While the majority of Israel’s lone soldiers are American Jews, I encountered a number of British recruits. Mirroring the guerilla resistance to ISIS by women fighters of the YPJ, a broader commonality became evident. The YPJ comprises primarily of Kurdish women, sometimes aided by foreign volunteers. One of such independent volunteers was Anna Campbell from Sussex who felt compelled to fight against Islamists after reports of their brutalisation of Yazidi women. But unlike her lone counterparts in the IDF, Campbell, – had she lived – would have been deemed a terrorist by the British state due to her positioning in the YPJ, which placed her in opposition to Turkish forces. With Turkey in alliance with the UK, she inadvertently stood in opposition to her own country.

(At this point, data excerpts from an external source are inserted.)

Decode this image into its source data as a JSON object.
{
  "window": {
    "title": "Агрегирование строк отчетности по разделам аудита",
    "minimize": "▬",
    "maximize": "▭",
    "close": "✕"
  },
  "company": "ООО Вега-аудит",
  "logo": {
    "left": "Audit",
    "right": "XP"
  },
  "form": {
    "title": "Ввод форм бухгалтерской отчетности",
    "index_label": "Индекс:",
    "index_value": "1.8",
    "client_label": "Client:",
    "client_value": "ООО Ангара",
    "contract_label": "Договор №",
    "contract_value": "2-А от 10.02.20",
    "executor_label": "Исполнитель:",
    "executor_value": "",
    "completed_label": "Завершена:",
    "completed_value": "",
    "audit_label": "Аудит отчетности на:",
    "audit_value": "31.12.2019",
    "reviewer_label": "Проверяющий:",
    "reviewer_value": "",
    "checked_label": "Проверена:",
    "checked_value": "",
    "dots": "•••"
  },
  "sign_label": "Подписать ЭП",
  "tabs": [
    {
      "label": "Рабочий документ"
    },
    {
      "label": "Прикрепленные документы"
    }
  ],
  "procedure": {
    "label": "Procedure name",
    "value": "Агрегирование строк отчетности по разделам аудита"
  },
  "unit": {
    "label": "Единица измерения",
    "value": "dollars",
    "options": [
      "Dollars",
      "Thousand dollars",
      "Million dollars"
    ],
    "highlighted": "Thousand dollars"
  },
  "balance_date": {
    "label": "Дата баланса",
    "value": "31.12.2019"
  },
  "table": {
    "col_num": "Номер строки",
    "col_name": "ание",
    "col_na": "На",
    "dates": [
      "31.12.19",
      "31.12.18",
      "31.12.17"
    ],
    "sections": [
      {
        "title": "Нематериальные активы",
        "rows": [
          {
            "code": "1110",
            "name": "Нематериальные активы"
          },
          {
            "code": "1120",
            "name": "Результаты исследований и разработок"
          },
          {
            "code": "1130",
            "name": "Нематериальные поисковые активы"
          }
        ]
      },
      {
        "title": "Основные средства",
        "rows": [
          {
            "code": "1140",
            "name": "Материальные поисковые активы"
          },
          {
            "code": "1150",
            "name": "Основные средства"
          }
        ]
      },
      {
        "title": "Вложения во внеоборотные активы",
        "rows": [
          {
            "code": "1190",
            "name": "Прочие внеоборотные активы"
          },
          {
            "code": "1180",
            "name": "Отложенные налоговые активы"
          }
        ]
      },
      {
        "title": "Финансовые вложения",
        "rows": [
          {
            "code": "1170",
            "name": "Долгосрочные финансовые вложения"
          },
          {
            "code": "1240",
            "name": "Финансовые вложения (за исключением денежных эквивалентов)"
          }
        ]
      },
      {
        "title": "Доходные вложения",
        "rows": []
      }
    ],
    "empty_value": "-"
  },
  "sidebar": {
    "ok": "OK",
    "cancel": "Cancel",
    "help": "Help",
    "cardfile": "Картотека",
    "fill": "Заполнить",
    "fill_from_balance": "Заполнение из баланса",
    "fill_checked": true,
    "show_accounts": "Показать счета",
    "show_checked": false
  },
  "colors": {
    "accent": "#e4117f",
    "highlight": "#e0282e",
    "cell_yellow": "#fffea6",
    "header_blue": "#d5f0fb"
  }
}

In Britain where the public enjoys a safe distance from the reality of inhabiting a war zone, responses to anti-Islamist military action are often mixed. There’s a growing disparity between the State’s definition of the enemy and what is imagined in the public consciousness. As such, Campbell’s sacrifice was unaccompanied by any fanfare. The continual shift as actions and counteractions are launched reveals more questions than answers. In northern Nigeria, teenage girls under Boko Haram have been strapped with bomb vests and sent to blow up civilians. With ISIS losing much of its territory and army, combined with the fear of losing out to women in combat, it has resorted to rallying women to the frontline. Will women eventually come to face their counterparts on the battlefield?